Fight to the Finish
Oft-portrayed in the papers as lavish, vicious and aloof, the departing Gotham archbishop continued his transition-long chiding of the city's media yesterday in his farewell appearance on one of his marquee projects: Sirius XM Radio's The Catholic Channel, which the archdiocese launched with the satellite provider in 2006.
In jocular, yet pointed remarks, [Egan] said that he would not, in fact, retire to a penthouse apartment in Paris; that he did not play Mozart sonatas for friends on the baby grand at his residence behind St. Patrick’s Cathedral; that he does not dine frequently at “Upper East Side gourmet eateries”; and that he was not against continuing the rule of celibacy for priests.At Tuesday's press briefing for the installation of Egan's successor, archdiocesan spokesman Joe Zwilling said that most of the cardinal's effects had already been moved to his new residence -- a new apartment alongside a former church in the city's "Bedpan Alley," where the archbishop-emeritus plans to serve as a chaplain to the local Francophone community.
All these things had been written about him in the recent cascade of articles in New York newspapers and magazines marking his pending retirement as archbishop of New York, and all were incorrect, he said. But he did concede at various other points in the hourlong show, “A Conversation With the Cardinal” on Sirius’s Catholic Channel, that he loves to play the piano. And that he might have become a concert pianist if he had not become a priest.
And that he does love Paris. “Somebody wrote that I have this wonderful penthouse apartment in Paris, but don’t you know — nobody will tell me the address. I only wish I knew!”...

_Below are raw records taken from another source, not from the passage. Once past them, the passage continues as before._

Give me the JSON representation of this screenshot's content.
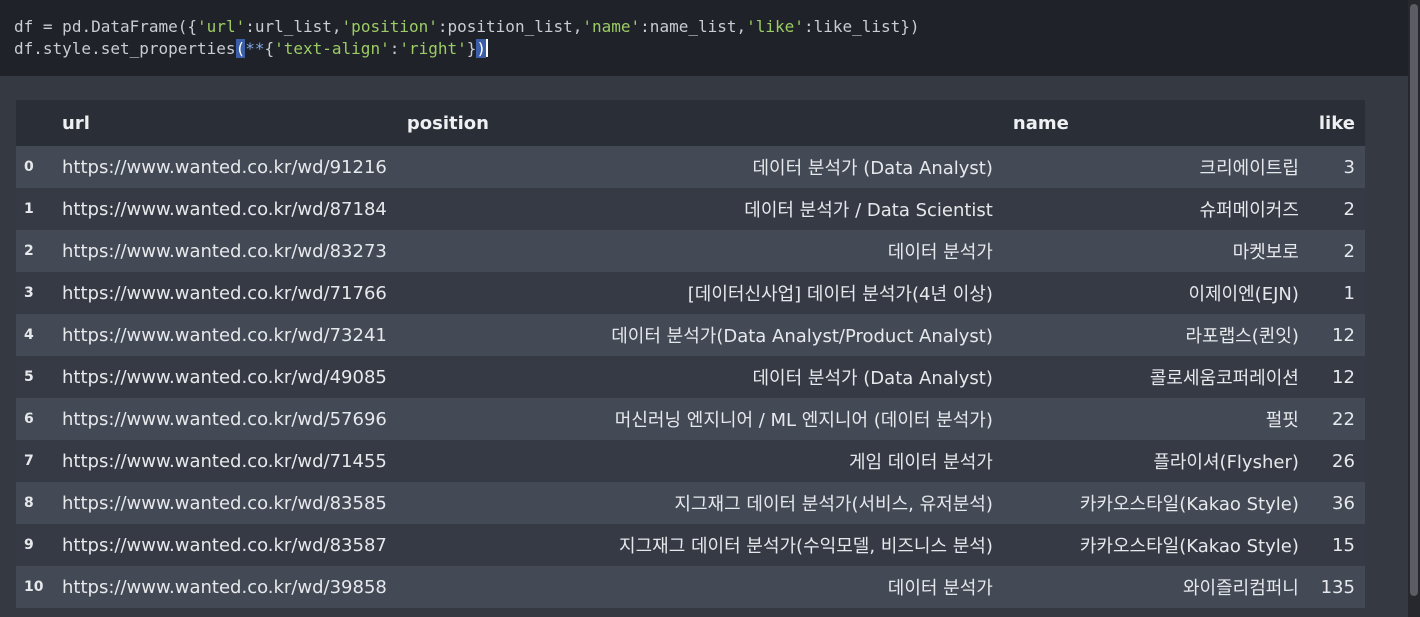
{
  "code": {
    "line1": {
      "p1": "df ",
      "p2": "=",
      "p3": " pd.DataFrame({",
      "s1": "'url'",
      "p4": ":url_list,",
      "s2": "'position'",
      "p5": ":position_list,",
      "s3": "'name'",
      "p6": ":name_list,",
      "s4": "'like'",
      "p7": ":like_list})"
    },
    "line2": {
      "p1": "df.style.set_properties",
      "b1": "(",
      "k1": "**",
      "p2": "{",
      "s1": "'text-align'",
      "p3": ":",
      "s2": "'right'",
      "p4": "}",
      "b2": ")"
    }
  },
  "table": {
    "headers": {
      "index": "",
      "url": "url",
      "position": "position",
      "name": "name",
      "like": "like"
    },
    "rows": [
      {
        "index": "0",
        "url": "https://www.wanted.co.kr/wd/91216",
        "position": "데이터 분석가 (Data Analyst)",
        "name": "크리에이트립",
        "like": "3"
      },
      {
        "index": "1",
        "url": "https://www.wanted.co.kr/wd/87184",
        "position": "데이터 분석가 / Data Scientist",
        "name": "슈퍼메이커즈",
        "like": "2"
      },
      {
        "index": "2",
        "url": "https://www.wanted.co.kr/wd/83273",
        "position": "데이터 분석가",
        "name": "마켓보로",
        "like": "2"
      },
      {
        "index": "3",
        "url": "https://www.wanted.co.kr/wd/71766",
        "position": "[데이터신사업] 데이터 분석가(4년 이상)",
        "name": "이제이엔(EJN)",
        "like": "1"
      },
      {
        "index": "4",
        "url": "https://www.wanted.co.kr/wd/73241",
        "position": "데이터 분석가(Data Analyst/Product Analyst)",
        "name": "라포랩스(퀸잇)",
        "like": "12"
      },
      {
        "index": "5",
        "url": "https://www.wanted.co.kr/wd/49085",
        "position": "데이터 분석가 (Data Analyst)",
        "name": "콜로세움코퍼레이션",
        "like": "12"
      },
      {
        "index": "6",
        "url": "https://www.wanted.co.kr/wd/57696",
        "position": "머신러닝 엔지니어 / ML 엔지니어 (데이터 분석가)",
        "name": "펄핏",
        "like": "22"
      },
      {
        "index": "7",
        "url": "https://www.wanted.co.kr/wd/71455",
        "position": "게임 데이터 분석가",
        "name": "플라이셔(Flysher)",
        "like": "26"
      },
      {
        "index": "8",
        "url": "https://www.wanted.co.kr/wd/83585",
        "position": "지그재그 데이터 분석가(서비스, 유저분석)",
        "name": "카카오스타일(Kakao Style)",
        "like": "36"
      },
      {
        "index": "9",
        "url": "https://www.wanted.co.kr/wd/83587",
        "position": "지그재그 데이터 분석가(수익모델, 비즈니스 분석)",
        "name": "카카오스타일(Kakao Style)",
        "like": "15"
      },
      {
        "index": "10",
        "url": "https://www.wanted.co.kr/wd/39858",
        "position": "데이터 분석가",
        "name": "와이즐리컴퍼니",
        "like": "135"
      }
    ]
  }
}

At a crowded table in a glass-enclosed studio in Midtown Manhattan (with Howard Stern’s ubiquitous portrait looking on, Kim Jong-Il-like, from everywhere), the cardinal was surrounded Thursday and thanked profusely by the hosts of the dozen shows that have begun on Sirius’s dedicated Catholic Channel as a result of that agreement.
They praised him for having the guts to take a chance — for letting them do shows that were not “stained-glass Catholic radio,” as one manager described the usual fare of religious broadcasting, but instead were a mix of programming that edges closer to the talk-radio format.
While Cardinal Egan seemed to revel in the warmth, he returned repeatedly to his record-straightening theme. He missed few opportunities to explicate his poor opinion of the mainstream media.
When the show’s host, Rob Astorino, recalled finding the cardinal “a pretty nice guy” upon their first meeting, the cardinal warned, “Oh, God, if The New York Times and The Daily News find out you’re saying that, you’re liable to lose your position in the journalistic community.”
In fact, in large measure, the reason he was willing to take a chance on the Catholic Channel was the opportunity it presented to end-run what he considered the untrustworthy and generally anti-Catholic press, the cardinal said.
“I live in a town where the media are not friendly,” he said. “They feel that they are going to be important only to the extent that they pull down not only ourselves, but any other institution that seems to have some standing. So I think it’s important to talk over the media.” It is the mission of the Catholic Channel, he said, “to say what the nation has to hear. To say what is basically decent, what is basically right.”
At the end of the hour, the radio staff presented the cardinal with a birthday cake; Thursday was his 77th birthday. (His successor, Archbishop Timothy M. Dolan, 59, of Milwaukee, will take over his chair for “A Conversation With the Cardinal” at the end of the month.)
Playing on Cardinal Egan’s lament, Mr. Astorino gestured at the cake and said: “In honor of your Parisian apartment. Let them eat cake!”
The cardinal replied in French. A reporter who does not speak French later asked him what he had said.
“I said, ‘Let’s eat cake.’ ”
Then he added, “You thought I had said, ‘Let them eat cake,’ didn’t you?”
Shaking his head and walking away, he said to an aide: “Can you imagine that? ‘Let them eat cake.’ They would actually have put that in the newspaper. ... Oh, my.”
Served loyally through his entire tenure by his priest-secretary, Msgr Gregory Mustaciuolo -- who first came to the position in the later O'Connor years -- the first Big Apple prelate to "get out alive" is going aideless in his retirement; Archbishop Timothy Dolan will inherit the Staten Island-born lawyer dubbed the "prime minister" of the Gotham church.
The longest-tenured resident of 452 Madison, Mustaciuolo is reportedly staying on until summer's end at Dolan's request, at which point most reports have him headed due Near East.